Fondi strutturali Ue, il cofinanziamento italiano fermo al 46%
Non si arriva al parametro dei 50-50
Roma, 19 ottobre 2013 - Per il cofinanziamento nazionale dei fondi Ue 2014-2020 la legge di stabilità mette in bilancio soltanto 24 miliardi, quattro meno di quelli necessari per arrivare al tradizionale parametro del 50% dell'ammontare complessivo di risorse. Anche quattro miliardi meno di quelli che aveva garantito originariamente il ministro perla Coesione territoriale, Carlo Trigilia, raccomandando la conferma dello storico parametro del 50-50.

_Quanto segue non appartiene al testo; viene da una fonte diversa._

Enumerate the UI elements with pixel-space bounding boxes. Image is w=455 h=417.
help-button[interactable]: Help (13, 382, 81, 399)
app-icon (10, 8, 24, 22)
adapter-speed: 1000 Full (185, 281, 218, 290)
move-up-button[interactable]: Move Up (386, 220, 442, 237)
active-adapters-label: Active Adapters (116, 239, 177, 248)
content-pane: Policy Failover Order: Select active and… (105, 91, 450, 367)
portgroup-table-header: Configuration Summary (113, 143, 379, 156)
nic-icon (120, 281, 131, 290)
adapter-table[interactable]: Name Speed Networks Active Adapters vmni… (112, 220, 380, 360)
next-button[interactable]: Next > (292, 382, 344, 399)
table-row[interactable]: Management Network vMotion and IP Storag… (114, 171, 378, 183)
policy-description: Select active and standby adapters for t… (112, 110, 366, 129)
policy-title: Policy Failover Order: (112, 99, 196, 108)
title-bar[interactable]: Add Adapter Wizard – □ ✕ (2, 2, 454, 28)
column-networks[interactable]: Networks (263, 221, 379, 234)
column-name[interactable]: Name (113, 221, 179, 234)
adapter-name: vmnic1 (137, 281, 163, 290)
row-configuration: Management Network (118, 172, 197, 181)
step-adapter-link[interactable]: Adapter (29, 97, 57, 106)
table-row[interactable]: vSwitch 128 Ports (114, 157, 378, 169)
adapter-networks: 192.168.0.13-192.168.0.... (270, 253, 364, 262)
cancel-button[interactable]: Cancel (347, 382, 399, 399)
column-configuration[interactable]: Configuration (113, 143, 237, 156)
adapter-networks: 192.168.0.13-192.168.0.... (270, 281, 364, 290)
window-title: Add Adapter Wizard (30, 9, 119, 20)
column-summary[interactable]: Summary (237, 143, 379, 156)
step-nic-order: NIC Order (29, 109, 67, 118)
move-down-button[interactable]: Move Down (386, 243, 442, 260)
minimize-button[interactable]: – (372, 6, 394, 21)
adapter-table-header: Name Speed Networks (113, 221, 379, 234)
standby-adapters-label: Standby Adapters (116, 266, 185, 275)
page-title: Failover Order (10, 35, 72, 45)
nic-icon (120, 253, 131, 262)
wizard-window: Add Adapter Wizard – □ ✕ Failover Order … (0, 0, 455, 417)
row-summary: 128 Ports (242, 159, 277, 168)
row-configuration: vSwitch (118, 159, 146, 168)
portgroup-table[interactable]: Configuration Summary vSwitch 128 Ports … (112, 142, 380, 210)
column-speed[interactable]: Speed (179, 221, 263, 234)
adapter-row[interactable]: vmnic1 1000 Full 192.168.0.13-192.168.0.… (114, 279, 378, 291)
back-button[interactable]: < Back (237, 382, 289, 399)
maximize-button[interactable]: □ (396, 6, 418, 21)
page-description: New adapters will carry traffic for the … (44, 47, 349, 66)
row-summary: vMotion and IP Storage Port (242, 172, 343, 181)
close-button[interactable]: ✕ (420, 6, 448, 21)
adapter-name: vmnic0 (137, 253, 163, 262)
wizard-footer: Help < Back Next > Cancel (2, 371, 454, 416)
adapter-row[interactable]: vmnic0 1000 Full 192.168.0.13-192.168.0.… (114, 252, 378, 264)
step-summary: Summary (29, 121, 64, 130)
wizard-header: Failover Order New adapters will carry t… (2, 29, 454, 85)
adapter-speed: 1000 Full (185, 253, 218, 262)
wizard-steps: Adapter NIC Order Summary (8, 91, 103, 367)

Il testo della legge di stabilità definisce, inoltre, in 54,8 miliardi l'entità del Fondo sviluppo e coesione (Fsc) che sarà affiancato ai fondi europei con lo specifico compito di finanziare le grandi opere infrastrutturali. Sommando i 28 miliardi di fondi Ue, la programmazione 2014-2020 potrà beneficiare in tutto di circa 106 miliardi.
Nei giorni scorsi è stata fatta una prima intesa fra Trigilia e il presidente della conferenza delle Regioni, Vasco Errani, sulla via del più ampio accordo di partenariato Governo-Regioni da presentare a Bruxelles sull'intera programmazione 2014-2020 (in realtà la scadenza era al 30 settembre).
Questa prima intesa serve a togliere di mezzo la mina del finanziamento con le risorse regionali dei programmi operativi nazionali (Pon) per le aree più sviluppate del centro-nord. L'accordo prevede che siano destinati ai programmi nazionali il 12-13% delle risorse assegnate alle Regioni: molto meno di quel 18-24% che il Governo contava di portare a casa per finanziare i piani nazionali. In termini assoluti parliamo di un paio di miliardi contro circa tre ipotizzati rispetto al totale di poco meno di 14 miliardi.
Nessun problema invece per le Regioni meno sviluppate che già nei passati cicli vedevano convivere programmi operativi regionali (Por) e nazionali (Pon). La quota destinata ai Pon sarà del 30-38 per cento, mentre le «Regioni in transizione» (Sardegna, Abruzzo, Molise) destineranno quote minime del 25%.
Tuttavia l'accordo consente al Governo di puntare all'intesa più generale con i Governatori e di recuperare il ritardo con Bruxelles. Già nei giorni scorsi Trigilia aveva definito «positivo» l'accordo con Errani. «Questa prima intesa ci consente di riavviare il processo che dovrebbe portare alla sottoscrizione dell'accordo di partenariato», spiega ora Sabina De Luca, capo del Dipartimento politiche di sviluppo (Dps).
Il primo passaggio di questa ripartenza è proprio la rielaborazione da parte del Dps delle simulazioni sulla ripartizione delle risorse fra Regioni e fra gli 11 obiettivi che segnano una svolta rispetto ai precedenti cicli di programmazione. Niente grandi opere infrastrutturali, stavolta, con i fondi Ue, attenzione rivolta soprattutto alle reti immateriali: digitalizzazione, innovazione, sostegno all'occupazione, inclusione sociale, efficienza energetica, mobilità sostenibile).
Un altro aspetto che ancora non ha trovato una soluzione positiva nella legge di stabilità è la proposta di Trigilia di svincolare dal patto di stabilità le risorse del Fondo sviluppo e coesione. È necessario un passaggio con Bruxelles mentre l'intesa con la commissione Ue e la legge di stabilità ammettono già la flessibilità dal patto delle spese di co-finanziamento.